KINGSPORT - Critical blood shortages during the recent holiday season have begun to subside, but Marsh Regional Blood Center representatives say the center continues to experience challenges in several areas.
"Many generous individuals have sacrificed an hour of their time to donate blood at Marsh collection centers since the beginning of the year, and we'd like to thank every one of those donors. They have helped ease our immediate needs," said Karen West, MRBC's manager.
But despite the fact that local residents have responded and donations are slowly increasing, recent demands for blood across the region have continued to rise at an even higher rate, said West.
This places constant strain on blood supplies, especially for certain types of blood.
Currently, Marsh's supplies of both O negative and A negative blood are at very low levels, with the number of units of O negative blood dropping into single digits during the past week.

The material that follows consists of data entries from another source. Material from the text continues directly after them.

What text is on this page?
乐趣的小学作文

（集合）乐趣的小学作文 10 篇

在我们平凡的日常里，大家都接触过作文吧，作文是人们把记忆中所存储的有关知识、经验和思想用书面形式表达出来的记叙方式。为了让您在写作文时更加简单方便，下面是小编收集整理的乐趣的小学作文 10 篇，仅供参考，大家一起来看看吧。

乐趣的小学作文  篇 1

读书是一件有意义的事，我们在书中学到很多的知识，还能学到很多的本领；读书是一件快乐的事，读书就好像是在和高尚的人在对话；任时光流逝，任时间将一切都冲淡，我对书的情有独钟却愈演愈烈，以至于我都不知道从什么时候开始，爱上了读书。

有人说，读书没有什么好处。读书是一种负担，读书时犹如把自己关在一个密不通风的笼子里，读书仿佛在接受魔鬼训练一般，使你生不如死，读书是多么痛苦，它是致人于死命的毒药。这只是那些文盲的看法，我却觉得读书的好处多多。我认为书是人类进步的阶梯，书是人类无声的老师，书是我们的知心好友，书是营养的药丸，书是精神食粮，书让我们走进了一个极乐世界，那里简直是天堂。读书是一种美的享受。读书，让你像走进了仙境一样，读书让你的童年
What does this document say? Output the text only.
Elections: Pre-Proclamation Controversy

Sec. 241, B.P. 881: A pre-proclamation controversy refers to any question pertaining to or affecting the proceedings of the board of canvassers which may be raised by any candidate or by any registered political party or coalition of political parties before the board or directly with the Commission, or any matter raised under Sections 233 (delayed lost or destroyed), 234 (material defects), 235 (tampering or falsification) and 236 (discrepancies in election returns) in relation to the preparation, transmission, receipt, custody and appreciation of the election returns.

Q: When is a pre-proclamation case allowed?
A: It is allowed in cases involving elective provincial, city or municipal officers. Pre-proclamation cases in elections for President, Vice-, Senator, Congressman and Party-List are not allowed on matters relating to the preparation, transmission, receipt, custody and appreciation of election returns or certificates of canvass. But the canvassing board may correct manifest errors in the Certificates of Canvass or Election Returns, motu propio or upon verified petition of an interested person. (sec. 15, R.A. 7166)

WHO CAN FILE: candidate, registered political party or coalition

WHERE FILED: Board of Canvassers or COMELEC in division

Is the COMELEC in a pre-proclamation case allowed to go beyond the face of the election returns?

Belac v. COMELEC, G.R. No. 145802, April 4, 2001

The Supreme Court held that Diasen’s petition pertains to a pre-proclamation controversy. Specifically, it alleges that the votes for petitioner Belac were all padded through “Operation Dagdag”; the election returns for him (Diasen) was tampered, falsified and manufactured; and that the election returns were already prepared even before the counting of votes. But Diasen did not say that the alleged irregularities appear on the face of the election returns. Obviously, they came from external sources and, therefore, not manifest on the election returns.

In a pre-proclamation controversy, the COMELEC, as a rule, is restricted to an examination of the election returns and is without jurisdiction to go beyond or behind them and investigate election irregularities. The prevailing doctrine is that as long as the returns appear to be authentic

As of Friday, MRBC was 75th on the national list of donor centers waiting to purchase blood from other sources, if necessary. Blood shortages have even led some centers, including Marsh, to consider further extending donation hours during evenings or weekends.
Another concern is that confusion over TRALI (transfusion-related acute lung injury) complications in regard to female donors may have impacted blood donations.
"Information about TRALI released by other organizations earlier this year has been a source of significant confusion," West said. "Concerns over TRALI have not been completely assessed by national regulatory agencies, and any changes that may be made in the future will only affect donations of plasma-related products, such as platelets. Blood donations by females will not be affected in any way, other than the fact that they will become even more important as we go forward."
West encourages all individuals who believe they may be eligible for blood donation to visit their nearest collection center or mobile blood drive. Consistent donations by healthy individuals will continue to be the only source of relief for the challenges faced by Marsh and other independent regional blood centers across the nation, she said.
Marsh Regional Blood Center is accredited by the American Association of Blood Banks (AABB) and is a federally inspected, independent regional blood center serving 17 medical facilities in Northeast Tennessee and Southwest Virginia.
Collection centers are located in Kingsport at 102 E. Ravine Road, Suite 200, and in Bristol at 1 Medical Park Blvd. on the Main Floor of Bristol Regional Medical Center.